Per the 10Q, VSLR had $86.25 million in unrestricted cash and accounts receivable at Sept. 30, 2015. Excluding related party accounts payable and the current portion of capital leases, VSLR had $143 million of accounts payable at the same date. VSLR has a working capital line with Goldman Sachs of $150 million. Here is a quote from the 10Q:
As of Sept. 30, 2015, the Company had incurred an aggregate of $70.0 million in borrowings under the Working Capital Facility. Further, the Company established a letter of credit under the Working Capital Facility for $3.3 million related to an insurance contract. As such, the remaining borrowing capacity was $76.7 million as of Sept. 30, 2015. ... The Company is also required to maintain $25.0 million in cash and cash equivalents and certain investments as of the last day of each quarter. ... Among other restrictions, the Working Capital Facility provides that the Company may not incur any indebtedness other than that related to the Working Capital Facility...
Therefore, net of the $25 million cash balance required under the ML Working Capital Facility, VSLR had $137.7 million of cash, accounts receivable, and undrawn amounts under the Working Capital Facility vs. $143 million of Accounts Payable as of Sept. 30. In addition, VSLR's SG&A, R&D and Interest Expense exceeded third quarter revenue by approximately $18 million. Since there are less hours of sun during the 4th quarter and VSLR did not announced any initiatives to reduce expenses, this shortfall would increase during the fourth quarter.
The timing of cash flows associated with the cost of installation of new roof top systems and the release of funds from the tax equity partners and from the Aggregation facility is a bit opaque and difficult to ascertain but we can all agree that VSLR is a consumer of capital for this purpose.
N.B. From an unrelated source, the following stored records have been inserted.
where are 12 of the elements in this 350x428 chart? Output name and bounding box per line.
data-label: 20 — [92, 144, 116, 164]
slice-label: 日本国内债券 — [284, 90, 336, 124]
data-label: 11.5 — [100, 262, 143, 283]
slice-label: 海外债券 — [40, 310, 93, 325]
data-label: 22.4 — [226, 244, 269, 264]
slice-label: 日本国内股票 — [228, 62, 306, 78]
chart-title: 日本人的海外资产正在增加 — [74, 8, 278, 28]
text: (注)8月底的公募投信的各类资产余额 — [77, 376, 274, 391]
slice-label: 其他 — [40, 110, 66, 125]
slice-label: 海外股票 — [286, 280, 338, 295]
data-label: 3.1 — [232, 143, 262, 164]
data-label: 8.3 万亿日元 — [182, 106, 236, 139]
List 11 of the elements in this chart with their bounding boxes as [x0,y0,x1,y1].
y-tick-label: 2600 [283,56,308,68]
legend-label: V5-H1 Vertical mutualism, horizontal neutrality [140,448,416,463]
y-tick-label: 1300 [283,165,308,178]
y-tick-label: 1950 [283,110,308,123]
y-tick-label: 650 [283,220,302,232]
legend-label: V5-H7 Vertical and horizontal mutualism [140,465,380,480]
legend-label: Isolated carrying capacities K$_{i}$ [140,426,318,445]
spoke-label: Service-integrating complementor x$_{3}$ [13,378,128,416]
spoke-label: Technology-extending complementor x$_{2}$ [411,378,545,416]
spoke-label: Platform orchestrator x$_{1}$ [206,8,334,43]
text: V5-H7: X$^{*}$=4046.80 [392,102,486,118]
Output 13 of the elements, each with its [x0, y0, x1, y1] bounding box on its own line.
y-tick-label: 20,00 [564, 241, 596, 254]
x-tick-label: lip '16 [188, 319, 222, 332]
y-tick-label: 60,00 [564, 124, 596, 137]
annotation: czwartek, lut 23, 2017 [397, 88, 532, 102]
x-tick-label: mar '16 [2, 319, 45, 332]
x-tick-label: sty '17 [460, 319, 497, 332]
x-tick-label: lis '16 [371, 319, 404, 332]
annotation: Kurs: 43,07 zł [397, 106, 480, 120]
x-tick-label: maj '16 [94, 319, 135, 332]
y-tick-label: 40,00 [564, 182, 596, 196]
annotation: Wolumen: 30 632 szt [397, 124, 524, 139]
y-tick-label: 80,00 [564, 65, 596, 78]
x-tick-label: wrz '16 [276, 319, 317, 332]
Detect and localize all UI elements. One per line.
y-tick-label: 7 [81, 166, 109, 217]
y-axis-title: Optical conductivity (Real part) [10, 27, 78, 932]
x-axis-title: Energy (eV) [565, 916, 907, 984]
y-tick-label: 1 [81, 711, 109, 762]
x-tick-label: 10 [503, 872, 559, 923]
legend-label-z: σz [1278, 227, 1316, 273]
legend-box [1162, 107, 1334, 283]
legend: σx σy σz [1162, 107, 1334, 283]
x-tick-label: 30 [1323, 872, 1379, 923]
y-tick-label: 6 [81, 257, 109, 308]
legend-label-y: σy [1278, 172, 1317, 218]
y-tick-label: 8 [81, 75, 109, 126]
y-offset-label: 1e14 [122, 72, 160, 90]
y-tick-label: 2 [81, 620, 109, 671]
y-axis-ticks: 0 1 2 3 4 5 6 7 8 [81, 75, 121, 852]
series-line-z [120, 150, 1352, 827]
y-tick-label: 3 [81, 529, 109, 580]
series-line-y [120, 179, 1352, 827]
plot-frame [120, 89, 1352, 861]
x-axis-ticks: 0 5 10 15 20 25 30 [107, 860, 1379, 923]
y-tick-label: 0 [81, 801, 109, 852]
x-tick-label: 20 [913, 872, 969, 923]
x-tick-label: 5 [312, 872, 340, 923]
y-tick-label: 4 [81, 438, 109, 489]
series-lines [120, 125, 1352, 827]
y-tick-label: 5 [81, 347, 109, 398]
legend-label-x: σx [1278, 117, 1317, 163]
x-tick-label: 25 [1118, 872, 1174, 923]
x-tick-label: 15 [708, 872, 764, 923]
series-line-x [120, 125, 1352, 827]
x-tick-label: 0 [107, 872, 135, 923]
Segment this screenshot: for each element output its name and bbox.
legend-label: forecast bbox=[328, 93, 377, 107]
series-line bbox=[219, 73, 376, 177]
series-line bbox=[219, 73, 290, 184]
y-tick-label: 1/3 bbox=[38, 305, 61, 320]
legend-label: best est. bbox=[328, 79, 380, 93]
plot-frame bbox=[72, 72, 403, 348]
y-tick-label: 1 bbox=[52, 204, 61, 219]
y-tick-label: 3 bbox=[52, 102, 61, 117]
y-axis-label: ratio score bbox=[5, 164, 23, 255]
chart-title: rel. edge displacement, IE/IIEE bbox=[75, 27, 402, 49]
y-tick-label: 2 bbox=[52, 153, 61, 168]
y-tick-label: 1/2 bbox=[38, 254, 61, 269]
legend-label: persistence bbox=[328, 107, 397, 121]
The fact that VSLR had to renegotiate the ML aggregation line was a sure sign of liquidity issues. It was their "Last Chance Saloon" to gain more time in order to try to close the SUNE deal.
SUNE had the leverage to negotiate much better revised terms for the VSLR acquisition in early December and management failed woefully. What they achieved in the way of a price concession was very thin gruel. The disclosures in the Proxy statement just adds to the frustration regarding the poor negotiating performance of management. This poor negotiating track record spurred Einhorn to become more involved with the day to day management of the company through a board seat and avoid reckless equity dilution by requiring a super-majority board vote for future equity issuance.
The VSLR acquisition is on track to close by SUNE and it is doubtful that VSLR would risk pushing SUNE into bankruptcy by forcing the close. It will not be smooth sailing from here, but SUNE will begin a long-term recovery after it closes the VSLR deal and gets past its earnings release.
Disclosure: I/we have no positions in any stocks mentioned, but may initiate a long position in SUNE over the next 72 hours.
I wrote this article myself, and it expresses my own opinions. I am not receiving compensation for it (other than from Seeking Alpha). I have no business relationship with any company whose stock is mentioned in this article.